Sunday, May 5, 2013

Chicken and Cashew Stir-Fry with Ginger-Scented Rice

For some reason, I always have trouble with jasmine rice. It isn't as forgiving as my old-reliable Uncle Ben's. I can't turn my back on it for a minute or it sticks and burns to the bottom of the pot. So I guess it's a good thing we've started eating early on Sundays because I had time to make a second pot of rice after scorching the first batch. Burned rice has an unpleasant smell. My family was kind enough to point this out to me as I chipped rice off the bottom of my pot in hopes of scrubbing it clean enough to try again. Because you can't have stir-fry without rice. (Although you could have it with noodles. Next time I'll try noodles.) Actually, once I managed to cook the rice properly it was really good. The first batch used up most of my fresh ginger so it wasn't quite as ginger-scented as it might have been, but it worked well with the chicken and cashew stir-fry. And the hardest part of that dish was cutting up the chicken, which I delegated.

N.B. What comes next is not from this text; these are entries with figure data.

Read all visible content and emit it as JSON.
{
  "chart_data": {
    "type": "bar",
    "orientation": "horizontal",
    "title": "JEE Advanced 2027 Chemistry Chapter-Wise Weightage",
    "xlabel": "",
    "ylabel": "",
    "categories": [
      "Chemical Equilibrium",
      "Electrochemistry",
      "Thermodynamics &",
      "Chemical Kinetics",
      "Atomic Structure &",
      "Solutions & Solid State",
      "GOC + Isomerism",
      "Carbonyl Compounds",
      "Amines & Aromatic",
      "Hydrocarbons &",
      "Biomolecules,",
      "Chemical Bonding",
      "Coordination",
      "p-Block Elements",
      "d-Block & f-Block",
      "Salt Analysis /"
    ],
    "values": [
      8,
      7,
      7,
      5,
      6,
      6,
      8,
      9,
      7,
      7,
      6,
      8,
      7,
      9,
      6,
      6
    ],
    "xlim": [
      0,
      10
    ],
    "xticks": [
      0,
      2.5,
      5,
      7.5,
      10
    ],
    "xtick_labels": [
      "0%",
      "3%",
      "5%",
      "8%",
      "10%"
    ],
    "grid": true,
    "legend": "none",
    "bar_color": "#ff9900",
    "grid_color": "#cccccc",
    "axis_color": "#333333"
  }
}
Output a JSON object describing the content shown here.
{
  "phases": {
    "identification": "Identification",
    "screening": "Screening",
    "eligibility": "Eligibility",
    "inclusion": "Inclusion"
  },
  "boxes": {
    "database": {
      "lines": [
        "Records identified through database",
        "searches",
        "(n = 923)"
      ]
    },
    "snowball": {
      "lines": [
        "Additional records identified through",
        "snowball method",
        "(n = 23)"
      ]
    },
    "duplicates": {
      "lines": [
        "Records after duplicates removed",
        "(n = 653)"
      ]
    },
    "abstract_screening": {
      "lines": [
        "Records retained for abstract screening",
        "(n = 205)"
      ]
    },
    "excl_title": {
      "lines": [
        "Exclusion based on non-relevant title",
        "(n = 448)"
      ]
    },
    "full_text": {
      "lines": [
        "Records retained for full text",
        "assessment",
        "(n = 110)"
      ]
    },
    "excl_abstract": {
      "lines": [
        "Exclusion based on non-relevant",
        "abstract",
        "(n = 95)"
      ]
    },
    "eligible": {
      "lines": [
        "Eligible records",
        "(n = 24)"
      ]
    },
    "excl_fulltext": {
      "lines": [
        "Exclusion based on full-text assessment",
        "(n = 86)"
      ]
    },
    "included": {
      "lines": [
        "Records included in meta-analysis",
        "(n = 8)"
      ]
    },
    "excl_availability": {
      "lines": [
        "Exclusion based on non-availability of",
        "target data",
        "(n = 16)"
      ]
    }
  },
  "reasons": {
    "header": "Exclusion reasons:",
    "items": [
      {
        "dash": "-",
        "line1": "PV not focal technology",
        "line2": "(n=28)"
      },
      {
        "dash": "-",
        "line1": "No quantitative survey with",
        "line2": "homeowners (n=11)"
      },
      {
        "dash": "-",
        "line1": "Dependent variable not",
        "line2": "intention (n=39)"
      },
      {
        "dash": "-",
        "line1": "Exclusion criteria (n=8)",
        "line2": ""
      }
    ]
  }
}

Ginger-Scented Rice - from Epicurious

Ingredients
1 3-inch-long 1-inch-thick piece fresh ginger, peeled, cut crosswise into 1/2-inch-thick pieces
  • 1 1/2 cups water
  • 1 cup jasmine rice, rinsed
  • 1 tablespoon butter
  • 1 teaspoon coarse kosher salt

Preparation
Using garlic press, squeeze enough fresh ginger into small bowl to measure 1 1/2 tablespoons juice with pulp. Transfer ginger to small saucepan. (Having no garlic press, I grated my ginger using a super-fine grater.)

Add 1 1/2 cups water, rice, butter, and salt to same pan. Cover; bring to boil over high heat. (As already noted, I had to watch the rice carefully and stir it while it was coming to a boil. Otherwise it stuck and burned to the bottom of the pot.)

Reduce heat to low and cook, covered, until rice is tender, about 15 minutes. Remove pan from heat; let rice sit 10 minutes. Uncover; fluff rice with fork.

Chicken and Cashew Stir-fry - from Epicurious


Ingredients
  • 1 bunch scallions
  • 1 pound skinless boneless chicken thighs
  • 1/2 teaspoon salt
  • 1/4 teaspoon black pepper
  • 3 tablespoons vegetable oil
  • 1 red bell pepper, chopped
  • 4 garlic cloves, finely chopped
  • 1 1/2 tablespoons finely chopped peeled fresh ginger
  • 1/4 teaspoon dried hot red-pepper flakes
  • 3/4 cup reduced-sodium chicken broth
  • 1 1/2 tablespoons soy sauce
  • 1 1/2 teaspoons cornstarch
  • 1 teaspoon sugar
  • 1/2 cup salted roasted whole cashews


Preparation
Chop scallions, separating white and green parts. Pat chicken dry, then cut into 3/4-inch pieces and toss with salt and pepper. Heat a wok or 12-inch heavy skillet (not nonstick) over moderately high heat until a drop of water evaporates immediately. Add oil, swirling to coat, then stir-fry chicken until golden in places and just cooked through, 4 to 5 minutes. Transfer to a plate with a slotted spoon. Add bell pepper, garlic, ginger, red-pepper flakes, and scallion whites to wok and stir-fry until peppers are just tender, 5 to 6 minutes.


Stir together broth, soy sauce, cornstarch, and sugar, then stir into vegetables in wok. Reduce heat and simmer, stirring occasionally, until thickened, 1 to 2 minutes. Stir in cashews, scallion greens, and chicken along with any juices accumulated on plate.